La fine di ogni anno, si sa, è tempo di bilanci e di “Top Ten”. Non è quindi inutile chiedersi quali siano state, nel corso di questo 2009 che sta per concludersi, le maggiori vicende religiose raccontata dai giornali. Dagli Stati Uniti provengono tre diversi elenchi abbastanza interessanti, anche perché denotano una particolare sensibilità che sarebbe utile paragonare con altre, se simili elencazioni esistessero anche altrove (o almeno se se ne avesse notizia).

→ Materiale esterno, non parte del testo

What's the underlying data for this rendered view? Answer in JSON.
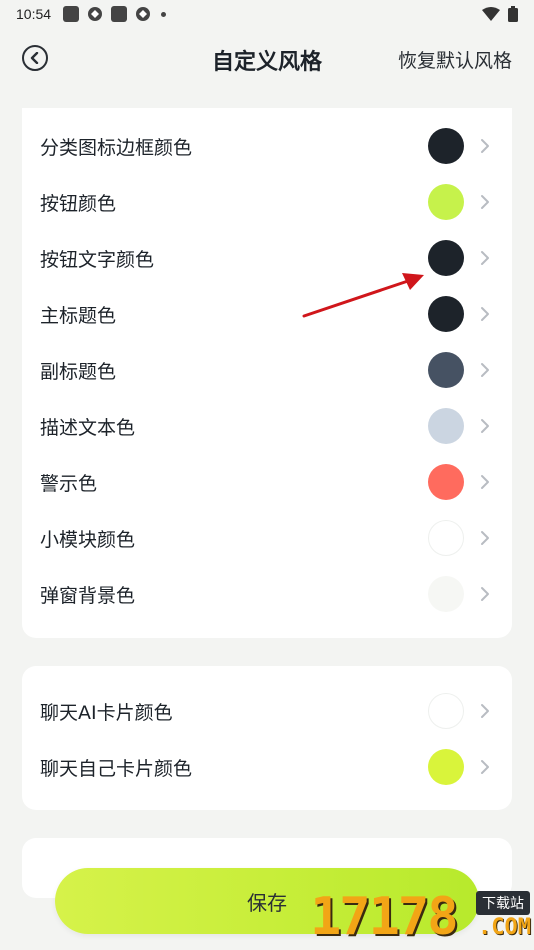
{
  "status_bar": {
    "time": "10:54"
  },
  "header": {
    "title": "自定义风格",
    "restore_label": "恢复默认风格"
  },
  "section1": {
    "items": [
      {
        "label": "分类图标边框颜色",
        "color": "#1d232a"
      },
      {
        "label": "按钮颜色",
        "color": "#c6f24b"
      },
      {
        "label": "按钮文字颜色",
        "color": "#1d232a"
      },
      {
        "label": "主标题色",
        "color": "#1d232a"
      },
      {
        "label": "副标题色",
        "color": "#465263"
      },
      {
        "label": "描述文本色",
        "color": "#cbd5e1"
      },
      {
        "label": "警示色",
        "color": "#ff6b5e"
      },
      {
        "label": "小模块颜色",
        "color": "#ffffff"
      },
      {
        "label": "弹窗背景色",
        "color": "#f6f7f4"
      }
    ]
  },
  "section2": {
    "items": [
      {
        "label": "聊天AI卡片颜色",
        "color": "#ffffff"
      },
      {
        "label": "聊天自己卡片颜色",
        "color": "#d9f43b"
      }
    ]
  },
  "save_button": {
    "label": "保存"
  },
  "watermark": {
    "number": "17178",
    "tag": "下载站",
    "domain": ".COM"
  }
}
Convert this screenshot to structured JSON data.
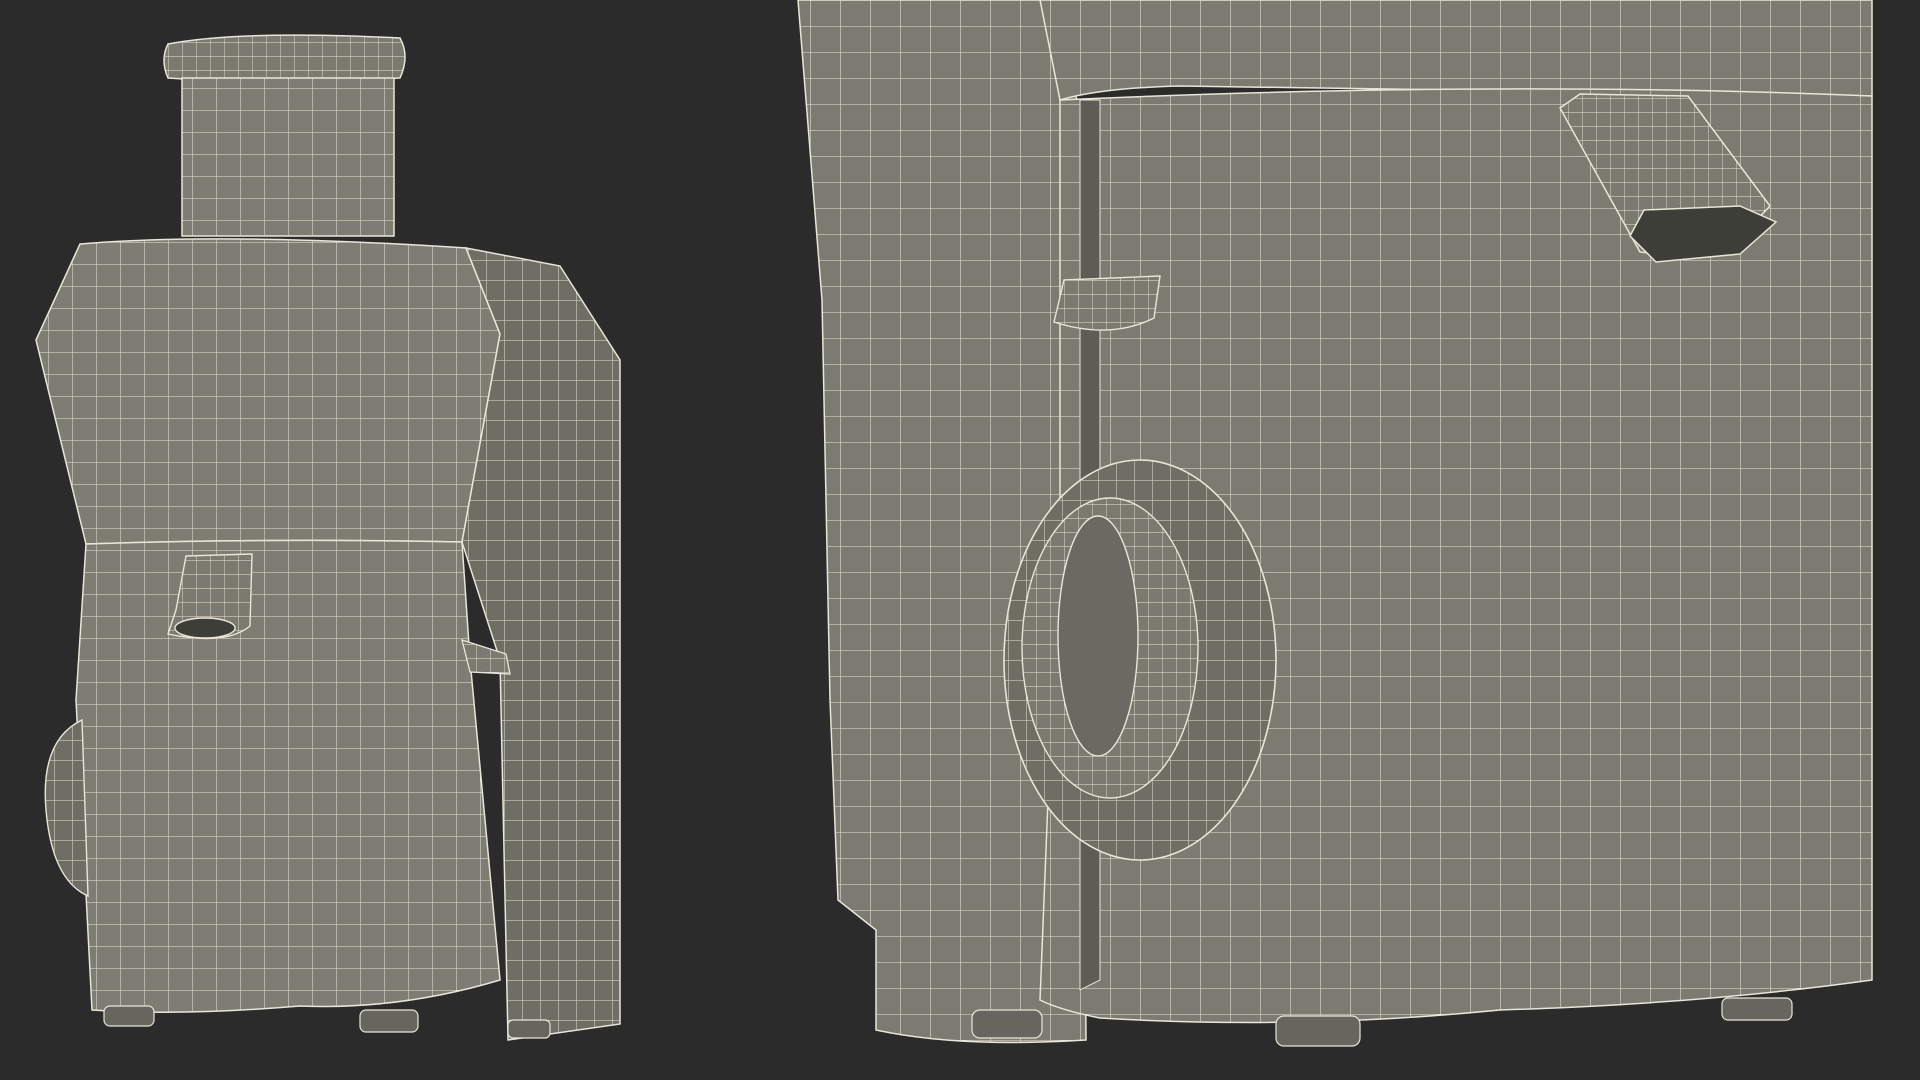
{
  "scene": {
    "background": "#2b2b2b",
    "mesh_fill": "#7d7d73",
    "mesh_fill_dark": "#6e6e65",
    "wire_color": "#e9e6d8",
    "views": [
      {
        "label": "full-view",
        "subject": "juicer-wireframe"
      },
      {
        "label": "closeup-view",
        "subject": "juicer-wireframe-closeup"
      }
    ]
  }
}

La prima Top Ten è quella del prestigioso settimanale Time, secondo il quale il primo posto va all’avanzata del secolarismo in Europa, mentre al secondo si piazza la decisione di Benedetto XVI di favorire con un apposito documento il rientro degli anglicani nella Chiesa cattolica. Altra Top Ten è quella della Religion Newswriters Association, secondo la quale la palma va invece attribuita all’ormai celebre discorso del presidente americano Obama rivolto dal Cairo al mondo musulmano. Altra e ultima elencazione è quella stilata dalla Baptist Joint Committee For Religious Liberty (un organismo battista che si batte per la libertà religiosa). Anche in questo caso, al primo posto troviamo il presidente Obama, in particolare la sua decisione di mantenere aperto il cosiddetto Ufficio della Fede presso la Casa Bianca, voluto dal suo predecessore Bush Jr. Quest’ultima Top Ten contiene anche una curiosità che ha trovato scarso o nullo spazio nelle nostre cronache: al decimo posto troviamo infatti la decisione di un giudice della Carolina del Sud, il quale ha vietato una targa automobilistica personalizzata contenente una croce e la scritta “I Believe”.

I crocifissi, insomma, non fanno discutere solo in Europa.